A comforting casserole with noodles, chicken, and veggies in a creamy and cheesy sauce.
Ingredients :
2 tablespoons salted butter
1 small onion diced
2 ribs celery diced
2 medium carrots diced
6 tablespoons all-purpose flour
1 teaspoon garlic powder
½ teaspoon poultry seasoning
½ teaspoon salt
¼ teaspoon dried thyme leaves
¼ teaspoon black pepper to taste
3 cups chicken broth
1 cup milk
4 ounces cream cheese block, not spreadable
1 cup shredded sharp cheddar cheese 4 oz
15 ounces medium egg noodles 1 package
4 cups cooked shredded chicken or chopped chicken
1 ½ cups frozen peas thawed
Topping
½ cup shredded cheddar cheese 2 oz
⅔ cup Panko bread crumbs
2 tablespoons melted butter
Directions :
Preheat the oven to 350°F. Grease a 9×13 baking dish and set aside. Fill a large pot with water and bring to a boil.
In a medium saucepan, add 2 tablespoons butter and melt over medium heat.
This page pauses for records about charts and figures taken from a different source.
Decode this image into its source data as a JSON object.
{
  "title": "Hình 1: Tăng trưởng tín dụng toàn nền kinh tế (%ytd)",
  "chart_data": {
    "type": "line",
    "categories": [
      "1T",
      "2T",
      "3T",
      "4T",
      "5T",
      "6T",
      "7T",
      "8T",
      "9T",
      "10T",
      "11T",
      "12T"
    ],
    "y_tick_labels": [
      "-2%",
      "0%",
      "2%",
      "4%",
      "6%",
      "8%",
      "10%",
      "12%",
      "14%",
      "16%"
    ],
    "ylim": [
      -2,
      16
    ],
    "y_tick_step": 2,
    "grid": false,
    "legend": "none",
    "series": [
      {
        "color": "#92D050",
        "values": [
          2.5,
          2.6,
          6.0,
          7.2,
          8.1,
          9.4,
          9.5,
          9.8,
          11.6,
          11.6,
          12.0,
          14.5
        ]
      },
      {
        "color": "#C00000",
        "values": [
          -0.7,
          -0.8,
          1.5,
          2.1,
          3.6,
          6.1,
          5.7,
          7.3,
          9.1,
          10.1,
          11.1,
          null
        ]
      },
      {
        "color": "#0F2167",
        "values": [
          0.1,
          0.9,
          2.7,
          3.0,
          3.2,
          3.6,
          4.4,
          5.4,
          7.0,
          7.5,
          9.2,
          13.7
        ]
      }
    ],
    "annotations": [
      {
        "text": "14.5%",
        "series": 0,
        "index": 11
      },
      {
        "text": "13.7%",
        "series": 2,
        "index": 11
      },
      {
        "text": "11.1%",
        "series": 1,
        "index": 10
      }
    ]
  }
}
Stir in onion, celery, and carrot, cooking until softened, about 5 minutes.
Add flour, garlic powder, poultry seasoning, salt, thyme, and pepper, and cook for an additional 2 minutes.
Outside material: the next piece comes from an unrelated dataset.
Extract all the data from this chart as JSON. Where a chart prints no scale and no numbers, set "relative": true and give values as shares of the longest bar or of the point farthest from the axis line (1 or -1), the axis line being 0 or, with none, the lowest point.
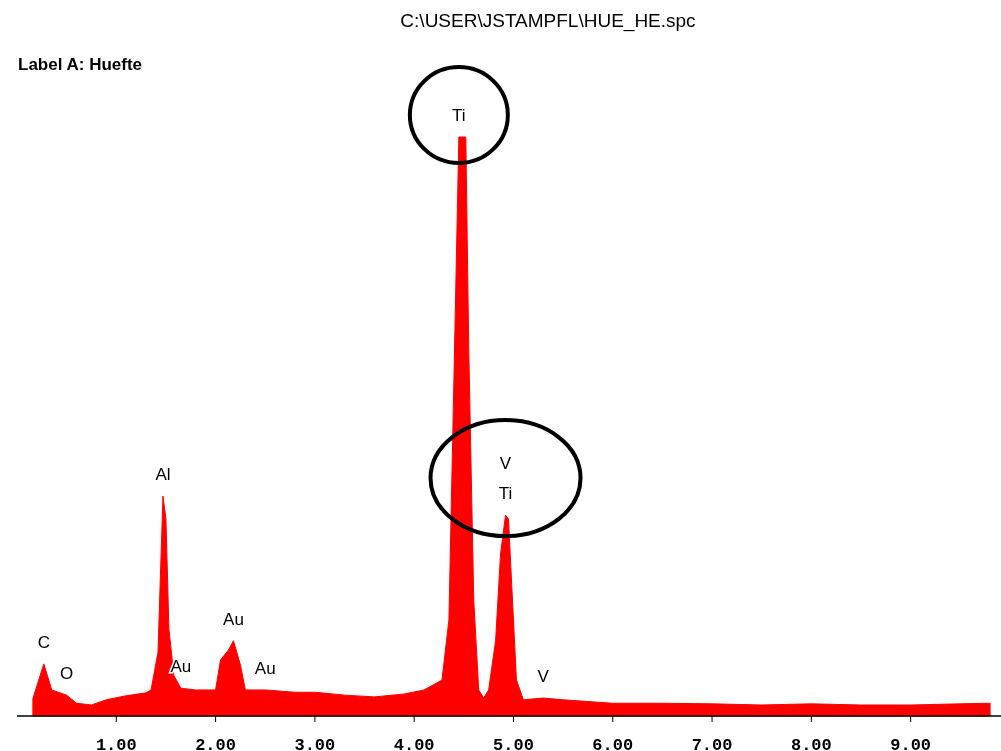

Gradually add broth and milk, whisking after each addition until smooth. Cook over medium heat until bubbly and thickened.
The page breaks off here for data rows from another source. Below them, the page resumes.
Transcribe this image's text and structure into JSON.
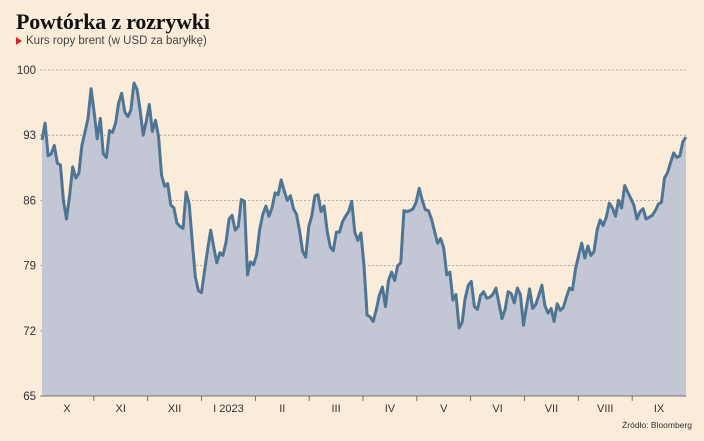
{
  "title": "Powtórka z rozrywki",
  "subtitle": "Kurs ropy brent (w USD za baryłkę)",
  "source": "Źródło: Bloomberg",
  "colors": {
    "background": "#fbebd9",
    "line": "#4e7594",
    "area": "#c3c7d5",
    "marker": "#d7272a"
  },
  "chart_data": {
    "type": "area",
    "title": "Powtórka z rozrywki",
    "ylabel": "Kurs ropy brent (w USD za baryłkę)",
    "ylim": [
      65,
      100
    ],
    "yticks": [
      65,
      72,
      79,
      86,
      93,
      100
    ],
    "grid": true,
    "x_labels": [
      "X",
      "XI",
      "XII",
      "I 2023",
      "II",
      "III",
      "IV",
      "V",
      "VI",
      "VII",
      "VIII",
      "IX"
    ],
    "series": [
      {
        "values": [
          92.5,
          94.3,
          90.8,
          91.0,
          91.9,
          90.0,
          89.8,
          85.9,
          84.0,
          86.5,
          89.6,
          88.4,
          88.9,
          91.9,
          93.3,
          94.8,
          98.0,
          95.5,
          92.6,
          94.8,
          91.0,
          90.6,
          93.5,
          93.3,
          94.3,
          96.5,
          97.5,
          95.5,
          95.0,
          95.7,
          98.6,
          97.9,
          95.7,
          93.0,
          94.5,
          96.3,
          93.4,
          94.6,
          92.9,
          88.7,
          87.5,
          87.8,
          85.5,
          85.2,
          83.6,
          83.2,
          83.0,
          86.9,
          85.6,
          81.5,
          77.8,
          76.3,
          76.1,
          78.4,
          80.7,
          82.8,
          81.0,
          79.3,
          80.4,
          80.1,
          81.5,
          84.0,
          84.4,
          82.8,
          83.2,
          86.1,
          85.9,
          78.0,
          79.4,
          79.1,
          80.2,
          82.9,
          84.5,
          85.4,
          84.3,
          85.2,
          86.8,
          86.6,
          88.2,
          87.0,
          86.0,
          86.5,
          85.1,
          84.5,
          82.7,
          80.5,
          79.9,
          83.2,
          84.4,
          86.5,
          86.6,
          84.8,
          85.4,
          82.7,
          81.0,
          80.6,
          82.6,
          82.6,
          83.7,
          84.3,
          84.8,
          85.9,
          82.6,
          81.7,
          82.5,
          79.0,
          73.7,
          73.5,
          73.0,
          74.3,
          75.8,
          76.7,
          74.6,
          77.4,
          78.3,
          77.4,
          79.0,
          79.3,
          84.9,
          84.8,
          84.9,
          85.1,
          85.8,
          87.3,
          86.0,
          85.0,
          84.9,
          84.0,
          82.7,
          81.4,
          81.9,
          80.9,
          78.0,
          78.3,
          75.3,
          75.9,
          72.3,
          72.9,
          75.5,
          76.9,
          77.3,
          74.6,
          74.3,
          75.8,
          76.2,
          75.5,
          75.6,
          75.9,
          76.6,
          75.0,
          73.3,
          74.3,
          76.2,
          76.0,
          75.0,
          76.6,
          75.9,
          72.6,
          74.6,
          76.5,
          74.4,
          74.8,
          75.8,
          76.9,
          74.7,
          73.9,
          74.4,
          73.0,
          74.9,
          74.2,
          74.5,
          75.6,
          76.6,
          76.4,
          78.7,
          80.1,
          81.4,
          79.8,
          81.1,
          80.1,
          80.5,
          82.8,
          83.9,
          83.3,
          84.2,
          85.7,
          85.2,
          84.3,
          86.0,
          85.2,
          87.6,
          86.9,
          86.2,
          85.5,
          84.0,
          84.8,
          85.1,
          84.0,
          84.2,
          84.4,
          84.9,
          85.6,
          85.8,
          88.4,
          89.0,
          90.1,
          91.1,
          90.6,
          90.8,
          92.3,
          92.8
        ]
      }
    ]
  }
}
Remove from the heat and stir in cream cheese and cheddar cheese until melted and smooth.
Cook the egg noodles 1 minute less than directed on the package. Drain well. Combine chicken, noodles, peas, and sauce. Transfer the mixture to the prepared baking dish.
Combine topping ingredients and sprinkle over noodles.
Bake for 25 to 30 minutes or until heated through and golden on top.